After the meeting emptied out, the International secretary-treasurer and a public relations staffer came out and told the picket they didn’t know anything about the contract proposal.
“Hughes tried to usurp the process and present something in a rush,” said Leonard Riley, of Local 1422 in Charleston, South Carolina, a LWC co-chair. “He and others in those talks hadn’t thought out the repercussions. It’s scary that the most influential leaders in the union were asleep at the wheel.”
The deal isn’t dead yet: as Labor Notes went to press, rumors persisted of a second emergency meeting to ram through an agreement before the October 1 pay hike takes effect.
UPDATE, September 28: ILA President Hughes apparently allowed dock employers to forgo October 1 raises, without the approval of other ILA officers or elected bargainers. The Longshore Workers Coalition promised to fight this "outrageous violation," and is traveling to Florida, where Hughes called a bargaining committee meeting. See more at lwcjustice.com.
“Each time the members stand up, management’s offer improves,” said Tony Perlstein, LWC co-chair and secretary-treasurer of New York-area Local 1588. “The ILA leadership wants members to vote in a desperate attempt to save face. As the saying goes: First time tragedy, second time farce.”
MEMBERS’ ISSUES IGNORED
The LWC, a reform force inside the ILA since 1999, had mobilized at the union’s 2007 convention to insist the master contract build a “wage bridge” to connect widely divided salary tiers among members.

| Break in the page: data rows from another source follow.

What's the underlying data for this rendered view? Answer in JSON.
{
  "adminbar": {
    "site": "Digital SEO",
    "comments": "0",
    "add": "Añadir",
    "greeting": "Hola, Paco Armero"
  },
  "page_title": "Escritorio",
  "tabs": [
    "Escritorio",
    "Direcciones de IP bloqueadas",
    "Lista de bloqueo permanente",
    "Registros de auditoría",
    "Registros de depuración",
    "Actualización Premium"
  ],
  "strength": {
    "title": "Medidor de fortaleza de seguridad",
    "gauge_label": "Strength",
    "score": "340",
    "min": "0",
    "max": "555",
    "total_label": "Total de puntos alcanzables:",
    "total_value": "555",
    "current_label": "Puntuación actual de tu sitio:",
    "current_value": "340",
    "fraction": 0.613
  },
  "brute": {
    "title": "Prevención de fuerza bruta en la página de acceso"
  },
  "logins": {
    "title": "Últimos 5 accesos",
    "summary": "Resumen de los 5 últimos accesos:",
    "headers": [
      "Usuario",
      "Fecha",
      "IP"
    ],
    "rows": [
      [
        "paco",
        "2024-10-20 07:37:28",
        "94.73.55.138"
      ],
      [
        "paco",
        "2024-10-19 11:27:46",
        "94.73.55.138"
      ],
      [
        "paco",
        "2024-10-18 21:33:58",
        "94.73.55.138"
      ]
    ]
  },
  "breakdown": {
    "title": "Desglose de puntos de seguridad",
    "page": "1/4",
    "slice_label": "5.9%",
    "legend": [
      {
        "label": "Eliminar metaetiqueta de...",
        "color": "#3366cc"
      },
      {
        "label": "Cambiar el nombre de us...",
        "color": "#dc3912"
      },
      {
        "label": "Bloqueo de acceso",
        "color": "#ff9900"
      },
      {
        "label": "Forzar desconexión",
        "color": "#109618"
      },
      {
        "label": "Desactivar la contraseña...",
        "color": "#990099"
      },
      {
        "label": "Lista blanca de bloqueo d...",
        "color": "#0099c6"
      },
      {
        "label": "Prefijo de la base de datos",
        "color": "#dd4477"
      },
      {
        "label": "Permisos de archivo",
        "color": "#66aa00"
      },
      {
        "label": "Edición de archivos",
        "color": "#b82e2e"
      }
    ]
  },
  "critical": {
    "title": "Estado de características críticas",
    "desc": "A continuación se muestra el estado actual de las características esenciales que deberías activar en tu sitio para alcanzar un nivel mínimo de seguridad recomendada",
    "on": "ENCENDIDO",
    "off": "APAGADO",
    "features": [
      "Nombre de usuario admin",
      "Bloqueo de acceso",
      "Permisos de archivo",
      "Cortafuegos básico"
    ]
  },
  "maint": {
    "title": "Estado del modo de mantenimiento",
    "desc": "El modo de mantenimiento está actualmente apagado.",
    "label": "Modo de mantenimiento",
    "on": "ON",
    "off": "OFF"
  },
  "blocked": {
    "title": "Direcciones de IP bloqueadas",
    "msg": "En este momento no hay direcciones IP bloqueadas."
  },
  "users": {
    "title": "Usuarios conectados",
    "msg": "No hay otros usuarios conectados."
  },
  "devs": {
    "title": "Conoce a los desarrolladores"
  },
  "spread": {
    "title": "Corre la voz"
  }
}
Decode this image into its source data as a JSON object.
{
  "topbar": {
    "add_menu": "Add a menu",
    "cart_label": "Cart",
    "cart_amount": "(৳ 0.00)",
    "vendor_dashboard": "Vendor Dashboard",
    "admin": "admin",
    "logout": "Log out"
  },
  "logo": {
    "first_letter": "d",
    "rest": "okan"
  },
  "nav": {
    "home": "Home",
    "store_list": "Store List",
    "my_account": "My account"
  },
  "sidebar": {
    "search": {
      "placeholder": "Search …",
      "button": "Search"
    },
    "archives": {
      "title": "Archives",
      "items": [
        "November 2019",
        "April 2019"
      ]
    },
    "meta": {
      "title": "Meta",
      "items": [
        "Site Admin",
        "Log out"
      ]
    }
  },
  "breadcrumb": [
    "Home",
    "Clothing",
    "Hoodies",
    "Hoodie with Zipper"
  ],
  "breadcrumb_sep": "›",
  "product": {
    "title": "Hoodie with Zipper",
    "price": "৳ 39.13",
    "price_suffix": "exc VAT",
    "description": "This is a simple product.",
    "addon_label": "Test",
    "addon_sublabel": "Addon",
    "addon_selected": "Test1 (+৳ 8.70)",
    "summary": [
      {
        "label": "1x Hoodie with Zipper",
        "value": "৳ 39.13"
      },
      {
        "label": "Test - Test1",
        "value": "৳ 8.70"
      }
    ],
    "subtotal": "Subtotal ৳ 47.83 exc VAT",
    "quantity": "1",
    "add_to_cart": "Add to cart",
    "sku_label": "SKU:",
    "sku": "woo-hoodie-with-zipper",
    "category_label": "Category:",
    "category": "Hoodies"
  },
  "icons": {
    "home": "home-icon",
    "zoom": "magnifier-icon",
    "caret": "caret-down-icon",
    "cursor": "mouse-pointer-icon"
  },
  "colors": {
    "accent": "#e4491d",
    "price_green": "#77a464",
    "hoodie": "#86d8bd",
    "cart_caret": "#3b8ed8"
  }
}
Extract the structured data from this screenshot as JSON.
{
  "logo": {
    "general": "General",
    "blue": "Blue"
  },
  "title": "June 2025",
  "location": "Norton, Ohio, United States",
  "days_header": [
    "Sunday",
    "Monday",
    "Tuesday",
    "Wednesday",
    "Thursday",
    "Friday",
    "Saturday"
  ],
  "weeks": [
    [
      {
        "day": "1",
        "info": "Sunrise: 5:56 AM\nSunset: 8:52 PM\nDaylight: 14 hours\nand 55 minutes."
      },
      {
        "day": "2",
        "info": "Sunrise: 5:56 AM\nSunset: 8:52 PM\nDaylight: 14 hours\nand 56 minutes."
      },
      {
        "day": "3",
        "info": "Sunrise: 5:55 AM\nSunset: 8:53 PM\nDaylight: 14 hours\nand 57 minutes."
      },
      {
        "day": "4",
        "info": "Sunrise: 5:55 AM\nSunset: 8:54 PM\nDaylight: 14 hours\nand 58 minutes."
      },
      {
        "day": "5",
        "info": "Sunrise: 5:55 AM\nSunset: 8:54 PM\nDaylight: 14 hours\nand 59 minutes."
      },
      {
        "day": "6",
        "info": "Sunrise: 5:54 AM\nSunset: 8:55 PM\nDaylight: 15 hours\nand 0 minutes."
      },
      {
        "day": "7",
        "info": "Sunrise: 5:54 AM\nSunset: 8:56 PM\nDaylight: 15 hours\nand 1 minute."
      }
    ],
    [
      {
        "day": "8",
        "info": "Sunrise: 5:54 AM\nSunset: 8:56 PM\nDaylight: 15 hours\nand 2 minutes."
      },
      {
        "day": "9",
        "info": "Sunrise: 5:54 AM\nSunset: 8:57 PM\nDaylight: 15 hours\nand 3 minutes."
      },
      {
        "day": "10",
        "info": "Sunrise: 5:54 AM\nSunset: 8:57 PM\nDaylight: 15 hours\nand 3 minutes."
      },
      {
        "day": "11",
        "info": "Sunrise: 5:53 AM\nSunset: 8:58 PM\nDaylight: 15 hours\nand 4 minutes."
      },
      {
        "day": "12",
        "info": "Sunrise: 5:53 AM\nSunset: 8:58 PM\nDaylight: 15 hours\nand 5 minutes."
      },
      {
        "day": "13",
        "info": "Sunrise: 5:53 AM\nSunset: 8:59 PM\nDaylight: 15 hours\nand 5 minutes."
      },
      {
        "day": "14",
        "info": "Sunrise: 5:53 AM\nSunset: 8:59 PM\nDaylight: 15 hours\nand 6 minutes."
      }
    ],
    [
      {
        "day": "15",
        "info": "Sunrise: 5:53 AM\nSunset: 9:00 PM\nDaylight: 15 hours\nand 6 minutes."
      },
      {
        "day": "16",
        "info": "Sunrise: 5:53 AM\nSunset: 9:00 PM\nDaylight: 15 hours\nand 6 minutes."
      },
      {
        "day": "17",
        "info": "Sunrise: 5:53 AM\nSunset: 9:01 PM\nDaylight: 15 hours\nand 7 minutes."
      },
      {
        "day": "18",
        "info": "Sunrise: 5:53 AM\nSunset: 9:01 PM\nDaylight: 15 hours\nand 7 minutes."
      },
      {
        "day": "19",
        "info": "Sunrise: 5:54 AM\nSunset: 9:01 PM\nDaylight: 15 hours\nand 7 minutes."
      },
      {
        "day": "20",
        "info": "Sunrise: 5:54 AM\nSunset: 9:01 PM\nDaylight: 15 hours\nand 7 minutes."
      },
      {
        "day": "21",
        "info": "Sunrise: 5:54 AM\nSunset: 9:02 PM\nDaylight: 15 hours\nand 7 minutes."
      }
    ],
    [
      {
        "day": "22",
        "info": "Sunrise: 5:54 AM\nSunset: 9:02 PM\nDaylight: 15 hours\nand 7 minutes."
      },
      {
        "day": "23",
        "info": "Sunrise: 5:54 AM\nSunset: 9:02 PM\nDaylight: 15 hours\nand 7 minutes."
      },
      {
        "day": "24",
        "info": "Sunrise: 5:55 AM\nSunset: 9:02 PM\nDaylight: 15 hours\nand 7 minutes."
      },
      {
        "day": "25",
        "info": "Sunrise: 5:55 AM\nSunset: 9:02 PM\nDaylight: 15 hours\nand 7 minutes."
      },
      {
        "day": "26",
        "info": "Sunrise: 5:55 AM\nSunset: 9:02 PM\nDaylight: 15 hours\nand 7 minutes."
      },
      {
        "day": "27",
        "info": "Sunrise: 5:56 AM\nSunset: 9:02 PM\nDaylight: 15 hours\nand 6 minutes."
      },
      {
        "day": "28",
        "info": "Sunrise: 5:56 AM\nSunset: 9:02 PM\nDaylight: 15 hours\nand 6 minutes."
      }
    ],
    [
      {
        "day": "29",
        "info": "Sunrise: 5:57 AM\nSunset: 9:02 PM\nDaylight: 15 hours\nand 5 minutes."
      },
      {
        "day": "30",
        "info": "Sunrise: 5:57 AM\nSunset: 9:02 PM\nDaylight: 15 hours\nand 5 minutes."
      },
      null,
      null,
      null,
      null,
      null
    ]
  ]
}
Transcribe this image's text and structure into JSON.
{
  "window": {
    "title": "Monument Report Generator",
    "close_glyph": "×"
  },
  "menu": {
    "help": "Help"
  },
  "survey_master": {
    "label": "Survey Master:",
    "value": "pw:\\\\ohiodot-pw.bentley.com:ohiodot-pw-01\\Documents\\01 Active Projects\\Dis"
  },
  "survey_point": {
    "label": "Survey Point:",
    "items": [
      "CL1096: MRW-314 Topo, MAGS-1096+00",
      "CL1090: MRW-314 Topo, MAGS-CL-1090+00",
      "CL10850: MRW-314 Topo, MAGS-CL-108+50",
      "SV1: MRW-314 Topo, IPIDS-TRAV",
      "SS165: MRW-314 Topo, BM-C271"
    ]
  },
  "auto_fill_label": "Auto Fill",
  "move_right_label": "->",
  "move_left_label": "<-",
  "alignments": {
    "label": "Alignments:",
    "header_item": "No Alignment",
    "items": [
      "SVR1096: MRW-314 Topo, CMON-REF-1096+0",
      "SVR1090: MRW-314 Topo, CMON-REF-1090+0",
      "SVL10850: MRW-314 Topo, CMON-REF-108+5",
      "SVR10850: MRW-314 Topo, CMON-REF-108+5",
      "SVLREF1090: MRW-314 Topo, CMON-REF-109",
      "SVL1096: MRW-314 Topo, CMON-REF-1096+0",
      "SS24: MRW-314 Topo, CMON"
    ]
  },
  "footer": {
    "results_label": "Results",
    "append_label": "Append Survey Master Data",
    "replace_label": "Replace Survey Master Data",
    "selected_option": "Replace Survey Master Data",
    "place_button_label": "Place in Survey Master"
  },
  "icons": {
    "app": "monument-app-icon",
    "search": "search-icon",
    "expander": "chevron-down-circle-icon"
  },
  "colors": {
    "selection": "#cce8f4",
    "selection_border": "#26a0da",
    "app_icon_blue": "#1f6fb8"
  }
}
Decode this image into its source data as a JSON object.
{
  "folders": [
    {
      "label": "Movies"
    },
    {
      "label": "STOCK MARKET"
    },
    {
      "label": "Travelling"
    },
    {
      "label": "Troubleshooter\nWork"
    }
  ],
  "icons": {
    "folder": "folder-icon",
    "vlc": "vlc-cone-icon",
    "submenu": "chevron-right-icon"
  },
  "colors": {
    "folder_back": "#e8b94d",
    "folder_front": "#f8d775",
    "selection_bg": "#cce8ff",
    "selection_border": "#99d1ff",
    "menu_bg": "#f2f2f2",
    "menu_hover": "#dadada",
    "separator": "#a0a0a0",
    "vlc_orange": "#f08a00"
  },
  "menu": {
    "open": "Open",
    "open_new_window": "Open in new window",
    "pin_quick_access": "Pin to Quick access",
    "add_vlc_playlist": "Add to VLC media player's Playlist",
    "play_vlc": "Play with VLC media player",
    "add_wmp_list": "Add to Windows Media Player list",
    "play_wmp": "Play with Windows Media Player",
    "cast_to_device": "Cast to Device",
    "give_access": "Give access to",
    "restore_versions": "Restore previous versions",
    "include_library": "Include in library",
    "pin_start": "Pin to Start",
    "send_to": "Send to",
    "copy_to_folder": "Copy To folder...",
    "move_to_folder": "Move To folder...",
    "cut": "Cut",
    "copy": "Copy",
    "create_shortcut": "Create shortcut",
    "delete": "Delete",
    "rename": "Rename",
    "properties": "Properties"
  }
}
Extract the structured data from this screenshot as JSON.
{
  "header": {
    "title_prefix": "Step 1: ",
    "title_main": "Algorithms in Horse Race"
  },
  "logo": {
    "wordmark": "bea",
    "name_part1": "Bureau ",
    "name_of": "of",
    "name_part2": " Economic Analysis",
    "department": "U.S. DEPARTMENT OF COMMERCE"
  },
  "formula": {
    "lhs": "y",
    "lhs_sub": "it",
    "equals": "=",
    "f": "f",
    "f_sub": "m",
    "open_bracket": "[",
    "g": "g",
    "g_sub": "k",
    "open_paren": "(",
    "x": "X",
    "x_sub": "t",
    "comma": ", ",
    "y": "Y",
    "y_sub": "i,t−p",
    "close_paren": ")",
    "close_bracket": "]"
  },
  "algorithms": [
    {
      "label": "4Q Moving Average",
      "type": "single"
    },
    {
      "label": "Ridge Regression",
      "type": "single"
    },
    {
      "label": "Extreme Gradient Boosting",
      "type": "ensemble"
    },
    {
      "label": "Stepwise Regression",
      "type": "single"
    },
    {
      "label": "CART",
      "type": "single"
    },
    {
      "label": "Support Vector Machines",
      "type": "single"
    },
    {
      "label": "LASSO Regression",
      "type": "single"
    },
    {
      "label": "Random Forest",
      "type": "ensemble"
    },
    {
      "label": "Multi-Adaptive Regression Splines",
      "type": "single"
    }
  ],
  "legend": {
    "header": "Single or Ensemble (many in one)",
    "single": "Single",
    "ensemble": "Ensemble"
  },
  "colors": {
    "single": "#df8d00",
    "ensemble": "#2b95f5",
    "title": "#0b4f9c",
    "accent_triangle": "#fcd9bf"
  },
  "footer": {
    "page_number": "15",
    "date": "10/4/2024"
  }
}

Mark Bass, president of Local 22 in Mobile, Alabama, reports that introducing the second-tier wage dropped some members in his local from around $30 an hour to $16.
The aborted deal, a contract extension until 2012, also didn’t include any provision to handle health and safety issues or the impact of new technology on the docks, even as a highly automated port in Virginia has decimated work there.
“What’s the point of having a decent wage if you don’t have a job?” Perlstein asked. “The past generation of longshoremen figured out how to deal with technology—a guaranteed annual income, container royalty payments that spread the gains from productivity increases, and organizing future work created by technology. We have to do the same.”
Riley said there should be a freeze on installing new technology until its impact is fully analyzed and plans can be made to mitigate its effect on the workforce.
The ILA is in serious financial straits, however, leaving some top leaders more concerned about shoring up the union treasury (and their own salaries and pensions) than responding to members’ needs and adapting to a changing industry. The proposed contract extension would have handed the union an infusion of cash by lifting the cap on a fee paid to members for every ton they move.
These royalty payments are taxed at 10 percent by the International and make up most of its income.
“By constantly hammering on members’ issues, we’ve forced the top leadership to respond,” Perlstein said. “Now it’s clear there are two factions, one that wants to take on the issues and one that doesn’t.”
‘OUR CNN’
Within hours of learning about the deal, the LWC had flyers at the ports with details, and used text-messages to quickly update members as organizing against the deal progressed—leading one Baltimore rank and filer to call the LWC “our CNN.”
Information spread quickly because the LWC and New York’s Local 1588 had organized caravans down the East and Gulf coasts in the spring, building a nucleus of supporters in each port.
Participants leafleted hiring halls and met with local officers and members to discuss working conditions, contract enforcement, and the negotiations underway.
Shipping to the East and Gulf Coasts is expected to boom after the Panama Canal expansion is completed in 2014. The coalition says bargaining should stop until the fullest picture is developed of the shippers’ financial outlook—and the economy has picked up again.
Dockers are closely watching the bargaining, Bass said, and tuning into the LWC, since the coalition was speaking up when top leaders would have preferred silence.